"O mercado consegue ficar irracional por mais tempo do que você consegue ficar solvente." — John Maynard Keynes

Porra, essa frase nunca envelhece. E ela cabe como uma luva no caso Costco.

O trimestre que ninguém vai lembrar daqui 30 dias

A Costco soltou os números do segundo trimestre fiscal de 2026 na quinta-feira e, olha... foi aquele resultado que não empolga nem decepciona. O tipo de balanço que, se fosse um filme, seria aquele blockbuster de 6.5 no IMDb — ninguém odeia, ninguém ama, e a sala de cinema continua lotada porque não tem nada melhor em cartaz.

Receita total subiu 9,2% na comparação anual, batendo US$ 69,6 bilhões contra os US$ 69,12 bilhões que Wall Street esperava. Lucro por ação ajustado ficou em US$ 4,58, superando o consenso de US$ 4,56.

Bateu a expectativa? Sim. Por uma margem ridícula? Também sim.

No after-hours, a ação mal se mexeu. Normal. Não tinha nada ali pra fazer ninguém levantar da cadeira.

O problema que ninguém quer encarar

Aqui é onde a coisa fica interessante — e onde o circo financeiro mainstream prefere olhar pro outro lado.

As taxas de renovação de membros nos EUA e Canadá caíram de novo. Mais um trimestre. E a gestão da empresa basicamente falou: "vai continuar assim por mais alguns trimestres."

Pra quem não sabe, a Costco não é uma varejista comum. O modelo de negócio inteiro gira em torno das mensalidades dos membros. É ali que a empresa ganha dinheiro de verdade. A margem das vendas em loja é apertada de propósito — o lance é te cobrar pelo "clube" e depois te vender tudo quase no custo.
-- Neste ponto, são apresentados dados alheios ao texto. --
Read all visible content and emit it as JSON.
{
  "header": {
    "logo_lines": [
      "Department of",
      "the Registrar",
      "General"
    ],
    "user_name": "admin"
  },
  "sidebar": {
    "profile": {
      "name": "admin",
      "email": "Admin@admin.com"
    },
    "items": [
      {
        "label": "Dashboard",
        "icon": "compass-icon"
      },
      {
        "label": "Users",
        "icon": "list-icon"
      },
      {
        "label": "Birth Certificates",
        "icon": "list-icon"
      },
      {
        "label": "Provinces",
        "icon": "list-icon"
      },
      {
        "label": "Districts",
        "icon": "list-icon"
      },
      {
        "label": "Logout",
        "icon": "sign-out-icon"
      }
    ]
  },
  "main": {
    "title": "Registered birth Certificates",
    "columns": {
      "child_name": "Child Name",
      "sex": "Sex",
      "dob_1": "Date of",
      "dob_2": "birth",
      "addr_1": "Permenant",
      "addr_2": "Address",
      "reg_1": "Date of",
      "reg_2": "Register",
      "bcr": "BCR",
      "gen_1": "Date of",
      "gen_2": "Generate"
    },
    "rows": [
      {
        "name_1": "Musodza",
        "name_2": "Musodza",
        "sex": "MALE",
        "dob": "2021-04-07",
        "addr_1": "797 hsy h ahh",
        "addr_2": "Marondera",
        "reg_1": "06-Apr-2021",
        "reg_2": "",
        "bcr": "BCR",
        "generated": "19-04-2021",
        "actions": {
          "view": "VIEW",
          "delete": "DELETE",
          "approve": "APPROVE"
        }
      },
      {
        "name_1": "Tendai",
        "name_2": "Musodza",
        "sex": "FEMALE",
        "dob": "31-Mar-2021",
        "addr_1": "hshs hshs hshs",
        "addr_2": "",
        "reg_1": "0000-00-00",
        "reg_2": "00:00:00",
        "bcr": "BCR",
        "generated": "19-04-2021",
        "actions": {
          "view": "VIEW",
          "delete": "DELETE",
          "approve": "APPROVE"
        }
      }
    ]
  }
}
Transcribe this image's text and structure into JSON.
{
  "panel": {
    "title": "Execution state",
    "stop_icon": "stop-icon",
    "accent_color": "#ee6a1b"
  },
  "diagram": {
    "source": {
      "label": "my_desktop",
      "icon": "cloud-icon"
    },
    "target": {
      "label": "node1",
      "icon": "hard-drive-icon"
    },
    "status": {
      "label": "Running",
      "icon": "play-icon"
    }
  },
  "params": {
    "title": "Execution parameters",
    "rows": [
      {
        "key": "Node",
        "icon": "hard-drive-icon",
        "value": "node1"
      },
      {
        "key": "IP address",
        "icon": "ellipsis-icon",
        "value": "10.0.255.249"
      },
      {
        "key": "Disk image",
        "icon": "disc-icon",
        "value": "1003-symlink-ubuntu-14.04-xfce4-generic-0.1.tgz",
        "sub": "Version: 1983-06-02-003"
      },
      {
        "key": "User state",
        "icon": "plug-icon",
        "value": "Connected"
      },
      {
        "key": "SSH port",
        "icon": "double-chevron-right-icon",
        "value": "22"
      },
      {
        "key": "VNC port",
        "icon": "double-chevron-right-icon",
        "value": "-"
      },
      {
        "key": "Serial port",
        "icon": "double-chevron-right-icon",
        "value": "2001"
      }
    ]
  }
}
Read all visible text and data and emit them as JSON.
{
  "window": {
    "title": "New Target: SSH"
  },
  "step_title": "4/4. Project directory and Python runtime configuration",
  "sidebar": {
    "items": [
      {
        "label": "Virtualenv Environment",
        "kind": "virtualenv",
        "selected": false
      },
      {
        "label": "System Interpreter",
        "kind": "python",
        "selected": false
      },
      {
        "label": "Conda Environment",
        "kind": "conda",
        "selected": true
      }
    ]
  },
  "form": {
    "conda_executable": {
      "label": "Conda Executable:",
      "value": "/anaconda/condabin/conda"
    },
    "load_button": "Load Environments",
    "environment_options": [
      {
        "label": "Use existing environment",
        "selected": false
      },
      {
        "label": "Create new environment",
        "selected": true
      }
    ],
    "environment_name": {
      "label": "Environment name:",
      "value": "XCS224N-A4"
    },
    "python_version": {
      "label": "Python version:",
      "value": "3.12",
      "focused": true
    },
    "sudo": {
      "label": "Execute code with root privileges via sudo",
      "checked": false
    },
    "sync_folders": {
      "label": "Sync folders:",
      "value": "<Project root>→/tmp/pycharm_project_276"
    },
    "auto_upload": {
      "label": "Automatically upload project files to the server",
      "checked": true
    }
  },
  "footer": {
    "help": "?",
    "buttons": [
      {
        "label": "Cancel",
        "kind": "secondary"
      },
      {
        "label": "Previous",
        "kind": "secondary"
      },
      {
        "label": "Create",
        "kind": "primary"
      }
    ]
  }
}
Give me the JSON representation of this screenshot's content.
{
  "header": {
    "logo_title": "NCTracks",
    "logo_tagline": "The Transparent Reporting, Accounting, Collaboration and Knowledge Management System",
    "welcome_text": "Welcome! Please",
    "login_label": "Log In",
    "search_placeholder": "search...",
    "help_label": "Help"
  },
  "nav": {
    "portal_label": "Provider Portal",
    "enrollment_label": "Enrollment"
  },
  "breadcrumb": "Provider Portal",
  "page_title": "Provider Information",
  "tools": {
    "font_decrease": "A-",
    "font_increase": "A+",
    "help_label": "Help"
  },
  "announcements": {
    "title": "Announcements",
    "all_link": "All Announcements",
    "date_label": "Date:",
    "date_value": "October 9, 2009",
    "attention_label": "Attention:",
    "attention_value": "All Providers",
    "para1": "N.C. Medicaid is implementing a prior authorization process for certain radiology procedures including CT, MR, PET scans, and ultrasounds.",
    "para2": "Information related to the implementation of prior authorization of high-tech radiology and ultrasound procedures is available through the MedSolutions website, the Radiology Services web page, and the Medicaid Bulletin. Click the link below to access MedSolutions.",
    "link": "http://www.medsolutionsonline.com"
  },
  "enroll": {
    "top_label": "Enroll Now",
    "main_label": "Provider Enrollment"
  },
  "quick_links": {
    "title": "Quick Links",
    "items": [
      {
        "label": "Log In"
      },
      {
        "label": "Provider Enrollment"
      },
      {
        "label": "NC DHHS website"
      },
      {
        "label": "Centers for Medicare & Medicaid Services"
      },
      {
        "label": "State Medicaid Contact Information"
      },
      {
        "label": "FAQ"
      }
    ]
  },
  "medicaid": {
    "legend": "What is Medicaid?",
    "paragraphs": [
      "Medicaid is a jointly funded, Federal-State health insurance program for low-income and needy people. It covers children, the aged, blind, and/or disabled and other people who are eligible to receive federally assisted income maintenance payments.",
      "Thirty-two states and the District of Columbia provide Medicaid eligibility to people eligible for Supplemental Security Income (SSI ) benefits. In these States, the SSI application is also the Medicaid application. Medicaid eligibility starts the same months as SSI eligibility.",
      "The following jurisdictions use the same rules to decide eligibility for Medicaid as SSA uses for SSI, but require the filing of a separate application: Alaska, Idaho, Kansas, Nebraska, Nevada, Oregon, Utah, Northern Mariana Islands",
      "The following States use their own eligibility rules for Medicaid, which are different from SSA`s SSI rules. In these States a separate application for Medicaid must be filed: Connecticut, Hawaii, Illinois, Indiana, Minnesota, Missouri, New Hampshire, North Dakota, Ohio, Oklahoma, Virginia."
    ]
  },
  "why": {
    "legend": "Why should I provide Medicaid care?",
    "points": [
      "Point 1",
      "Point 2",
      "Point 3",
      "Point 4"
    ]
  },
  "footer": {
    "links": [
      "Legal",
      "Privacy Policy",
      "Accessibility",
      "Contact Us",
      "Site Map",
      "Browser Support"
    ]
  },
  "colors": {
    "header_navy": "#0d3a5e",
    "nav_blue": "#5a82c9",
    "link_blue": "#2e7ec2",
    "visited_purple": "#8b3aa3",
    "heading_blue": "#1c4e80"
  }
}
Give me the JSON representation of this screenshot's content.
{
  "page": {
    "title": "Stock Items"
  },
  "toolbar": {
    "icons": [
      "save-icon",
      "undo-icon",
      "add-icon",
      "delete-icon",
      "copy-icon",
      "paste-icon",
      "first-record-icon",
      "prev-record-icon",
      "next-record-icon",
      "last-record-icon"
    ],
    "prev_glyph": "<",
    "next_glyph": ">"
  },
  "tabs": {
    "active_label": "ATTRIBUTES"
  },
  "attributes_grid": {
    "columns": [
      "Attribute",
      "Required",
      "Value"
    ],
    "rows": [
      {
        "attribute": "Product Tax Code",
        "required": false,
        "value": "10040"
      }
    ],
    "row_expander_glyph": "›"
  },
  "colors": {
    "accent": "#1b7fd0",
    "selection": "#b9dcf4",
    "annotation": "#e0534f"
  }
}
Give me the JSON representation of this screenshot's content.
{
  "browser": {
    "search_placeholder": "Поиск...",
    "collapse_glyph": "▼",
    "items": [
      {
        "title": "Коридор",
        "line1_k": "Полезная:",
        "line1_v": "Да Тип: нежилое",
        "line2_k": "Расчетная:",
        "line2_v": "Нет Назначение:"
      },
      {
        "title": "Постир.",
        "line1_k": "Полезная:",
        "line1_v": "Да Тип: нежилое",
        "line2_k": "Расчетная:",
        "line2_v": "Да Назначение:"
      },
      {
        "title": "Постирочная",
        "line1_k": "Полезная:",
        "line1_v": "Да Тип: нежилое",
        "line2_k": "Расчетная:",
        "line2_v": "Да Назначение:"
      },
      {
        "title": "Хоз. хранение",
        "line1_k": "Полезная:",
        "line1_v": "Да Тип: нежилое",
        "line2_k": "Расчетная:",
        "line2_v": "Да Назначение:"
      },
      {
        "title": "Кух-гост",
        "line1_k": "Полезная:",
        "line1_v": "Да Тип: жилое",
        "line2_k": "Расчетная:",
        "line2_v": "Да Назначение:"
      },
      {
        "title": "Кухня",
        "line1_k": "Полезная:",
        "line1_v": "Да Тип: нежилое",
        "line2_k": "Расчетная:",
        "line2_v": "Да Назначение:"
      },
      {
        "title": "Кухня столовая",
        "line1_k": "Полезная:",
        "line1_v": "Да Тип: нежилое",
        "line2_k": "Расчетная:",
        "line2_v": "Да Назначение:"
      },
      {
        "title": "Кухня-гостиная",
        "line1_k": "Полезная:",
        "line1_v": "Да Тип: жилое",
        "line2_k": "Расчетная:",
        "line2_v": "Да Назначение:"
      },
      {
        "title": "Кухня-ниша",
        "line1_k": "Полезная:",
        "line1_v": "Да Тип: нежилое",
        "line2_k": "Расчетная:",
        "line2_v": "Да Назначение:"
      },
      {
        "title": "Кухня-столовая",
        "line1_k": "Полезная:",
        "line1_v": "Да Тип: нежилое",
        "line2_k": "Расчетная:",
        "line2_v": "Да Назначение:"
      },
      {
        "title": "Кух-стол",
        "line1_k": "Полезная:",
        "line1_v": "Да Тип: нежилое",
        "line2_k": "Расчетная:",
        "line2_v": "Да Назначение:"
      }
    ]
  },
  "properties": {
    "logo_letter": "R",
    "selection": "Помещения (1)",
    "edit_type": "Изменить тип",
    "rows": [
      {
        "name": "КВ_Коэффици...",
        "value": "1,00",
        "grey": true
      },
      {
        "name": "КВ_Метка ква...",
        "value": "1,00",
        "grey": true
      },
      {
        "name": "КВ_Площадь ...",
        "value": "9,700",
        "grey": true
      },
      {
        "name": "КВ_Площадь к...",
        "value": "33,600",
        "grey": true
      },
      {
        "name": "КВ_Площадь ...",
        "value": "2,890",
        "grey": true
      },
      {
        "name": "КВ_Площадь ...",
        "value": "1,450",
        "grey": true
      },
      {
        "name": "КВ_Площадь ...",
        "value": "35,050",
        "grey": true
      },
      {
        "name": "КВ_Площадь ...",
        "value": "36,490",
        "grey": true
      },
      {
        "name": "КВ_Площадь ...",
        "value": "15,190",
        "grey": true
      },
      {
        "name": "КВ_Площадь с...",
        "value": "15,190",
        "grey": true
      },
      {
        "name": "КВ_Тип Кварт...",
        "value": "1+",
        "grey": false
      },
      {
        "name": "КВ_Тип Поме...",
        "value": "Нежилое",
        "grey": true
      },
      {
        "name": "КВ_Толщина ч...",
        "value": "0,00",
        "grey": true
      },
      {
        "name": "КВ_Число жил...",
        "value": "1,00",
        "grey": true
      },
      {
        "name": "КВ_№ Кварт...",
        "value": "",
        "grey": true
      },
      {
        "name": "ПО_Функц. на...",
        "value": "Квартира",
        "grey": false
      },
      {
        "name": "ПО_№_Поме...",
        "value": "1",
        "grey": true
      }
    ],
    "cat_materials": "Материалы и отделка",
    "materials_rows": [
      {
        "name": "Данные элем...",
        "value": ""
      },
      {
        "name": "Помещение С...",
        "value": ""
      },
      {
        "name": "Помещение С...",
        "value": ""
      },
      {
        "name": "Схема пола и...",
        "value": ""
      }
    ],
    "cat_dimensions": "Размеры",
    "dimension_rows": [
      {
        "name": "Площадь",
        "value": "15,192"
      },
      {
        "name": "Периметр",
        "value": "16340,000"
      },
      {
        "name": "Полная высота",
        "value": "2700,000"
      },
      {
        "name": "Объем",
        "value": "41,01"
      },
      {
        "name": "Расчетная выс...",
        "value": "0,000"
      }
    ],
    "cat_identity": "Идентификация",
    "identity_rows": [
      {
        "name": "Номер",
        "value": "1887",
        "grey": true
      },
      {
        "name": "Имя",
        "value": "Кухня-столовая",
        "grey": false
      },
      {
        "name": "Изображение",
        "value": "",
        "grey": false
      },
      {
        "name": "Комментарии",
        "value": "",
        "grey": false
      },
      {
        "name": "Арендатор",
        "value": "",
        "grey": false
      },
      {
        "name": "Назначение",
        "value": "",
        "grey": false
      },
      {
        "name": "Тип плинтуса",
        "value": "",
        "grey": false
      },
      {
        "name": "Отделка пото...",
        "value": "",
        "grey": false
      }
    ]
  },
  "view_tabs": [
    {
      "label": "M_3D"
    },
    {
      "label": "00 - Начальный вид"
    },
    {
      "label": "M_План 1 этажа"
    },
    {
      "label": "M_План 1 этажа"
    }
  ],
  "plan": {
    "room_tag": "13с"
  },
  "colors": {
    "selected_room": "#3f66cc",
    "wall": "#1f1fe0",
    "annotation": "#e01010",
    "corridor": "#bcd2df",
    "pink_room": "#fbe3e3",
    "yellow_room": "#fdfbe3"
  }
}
Então quando as renovações caem, trimestre após trimestre, isso é como um vazamento no casco do navio. Pequeno, mas constante.

A explicação? Uma enxurrada de assinaturas feitas online por gente que provavelmente nunca pisou numa loja Costco. Assinaram por impulso, não viram o apelo completo, deixaram cancelar. É o equivalente financeiro de assinar academia em janeiro e nunca ir.

A taxa de renovação mundial estabilizou, é verdade. Mas nos mercados que realmente importam — EUA e Canadá — a sangria continua.

A cortina de fumaça tecnológica

O CEO Ron Vachris, que já completa dois anos no cargo, trouxe a artilharia tech pro call de resultados. Carteiras digitais, farmácia com pagamento antecipado, tecnologia de pré-scan que permite um funcionário começar a registrar seu carrinho enquanto você ainda tá na fila.

E a cereja do bolo: estações de pagamento automatizado com tempo médio de transação de oito segundos. Oito. Segundos. Se isso funcionar em escala, a experiência dentro do warehouse melhora absurdamente.

Vachris também mencionou que estão trabalhando com as principais empresas de inteligência artificial para garantir que produtos Costco apareçam nas ferramentas de IA. Esperto.

Tudo isso é relevante? Sem dúvida. Resolve o problema de renovação? Ainda não.

O efeito gasolina que pouca gente comenta

O CFO Gary Millerchip trouxe um ponto que eu acho subestimado: quando o preço da gasolina sobe, mais gente vai até a Costco abastecer — e aproveita pra entrar no warehouse. É o velho truque do posto de gasolina como isca.

"Quando a gasolina sobe, nossa proposta de valor ressoa melhor com o membro", disse Millerchip. Traduzindo do economês: inflação na bomba é marketing grátis pra Costco.

Então, compra ou não compra?

A ação sobe 14% no ano. Os dois últimos trimestres de 2025 foram os primeiros declínios consecutivos desde 2022. O pessoal do CNBC Investing Club mantém rating 2 (equivalente a "manter") e subiu o preço-alvo.

Minha leitura? É uma empresa extraordinária com um problema real que está sendo mascarado por momentum de vendas comparáveis fortíssimo — crescimento de 6% a 7% mês após mês. Tráfego e ticket médio subindo juntos. Ganhando market share.

Mas pagar caro por uma ação cujo principal motor de lucro (membership fees) está com o pneu furado nos mercados-chave? Isso exige fé. E fé no mercado financeiro costuma sair cara.

Se a renovação nos EUA e Canadá não estabilizar nos próximos dois trimestres, a narrativa vai mudar. E quando a narrativa muda, meu amigo, quem comprou no topo vira meme.

A pergunta que fica: você está comprando Costco pelo que ela é ou pelo que o mercado quer que ela seja?